Ms Morrissey did not meet these criteria, so arranged to undergo the op at the private Termessos Hospital via health tourism company Regenisis.
Its website states that it provides ‘all flights, 24/7 transport service, interpreter service and accommodations to offer our patients ultimate comfort and care’.
But, during her operation on July 7, a surgeon perforated her abdomen with a medical instrument.
This triggered internal bleeding, which led to Ms Morrissey’s death the following day.
The coroner said that there is a risk of future deaths occurring unless action is taken.
Ms Devonish detailed that Regenesis UK relied on information Ms Morrissey provided about her health and ‘made no independent enquiries’ to confirm she was medically fit to undergo the op.
Additionally, there is no evidence that the form Ms Morrissey had to fill out on her health was created by an expert and it failed to ask about her family history.
The coroner also hit out at the Turkish authorities.
‘There has been no evidence of an investigation into the operating table death by the Ministry of Health in Turkey, the private Termessos Hospital or Regenesis UK despite Regenesis having been informed that the death had been caused by the surgeon during the operation,’ she wrote.
Jacqueline Devonish, senior coroner for Cheshire, has written to the company that arranged the procedure, Regenesis Health Travel, for failing to carry out the necessary checks to make sure Ms Morrissey was fit for the op
Hospital medics also failed to correctly prepare Ms Morrissey’s body for return to the UK, meaning she was at risk of decomposition and a health risk to professionals receiving her body in Britain.

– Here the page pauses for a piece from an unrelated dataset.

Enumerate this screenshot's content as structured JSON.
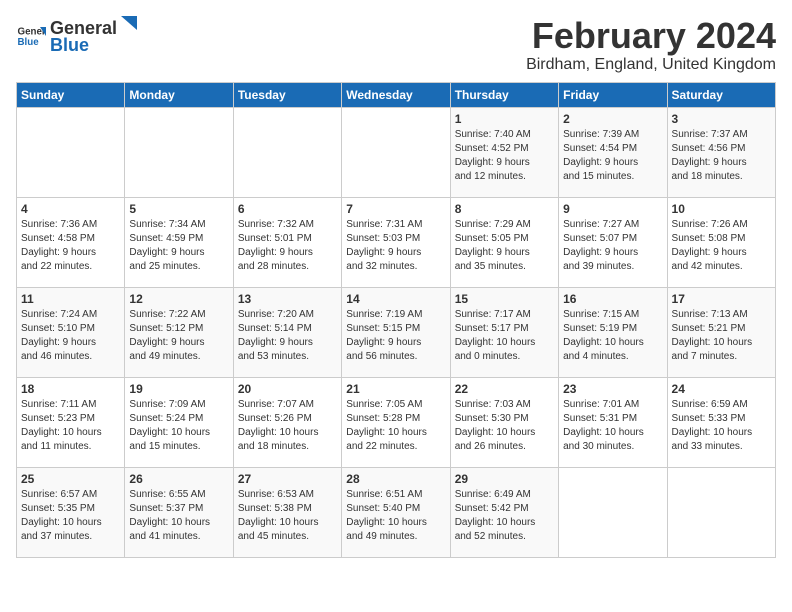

Surgeons also claimed that the gastric sleeve op was not fully carried out due to Ms Morrissey’s bleed, according to the report. But UK experts found that it was complete and the Turkish team failed to identify the correct the site of the bleed.
Doctors in Turkey reported that Ms Morrissey died of natural causes, despite the ‘massive bleed’ triggered during the op being unnatural, Ms Devonish said.
She said: ‘The evidence before the inquest was that three incisions had been made to the abdomen, two of which were with a sharp instrument.’
She issued a prevention of future death report to the Foreign, Commonwealth and Development Office (FCDO), Warrington Council and Private Termessos Hastanesi.
She concluded that they have the power to take action to prevent similar deaths in the future and ordered them to respond to her by October 30.
MailOnline has contacted Regenesis for a comment.
What is gastric sleeve surgery?
Gastric sleeve surgery is a type of weight loss surgery.
It is offered on the NHS, but only to those who are obese and who have tried all other weight loss methods.
The surgery involves removing a large part of the stomach, so it is much smaller than it was before.
Having a smaller stomach means you will not be able to eat as much as before the surgery and you will feel full sooner.
Before getting any weight loss surgery, patients are referred to a specialist clinic for an assessment to check if the operation is suitable.
This can involve checking:
- Physical health – using blood tests, X-rays and scans
- Diet and eating patterns
- Mental health – such as asking about your expectations of surgery, and whether you have any mental health conditions; this is to assess if you’ll be able to cope with the long-term lifestyle changes needed after weight loss surgery
Some people are advised to eat a calorie-controlled diet in the weeks before the surgery to help reduce the size of the liver. This makes the surgery easier and safer.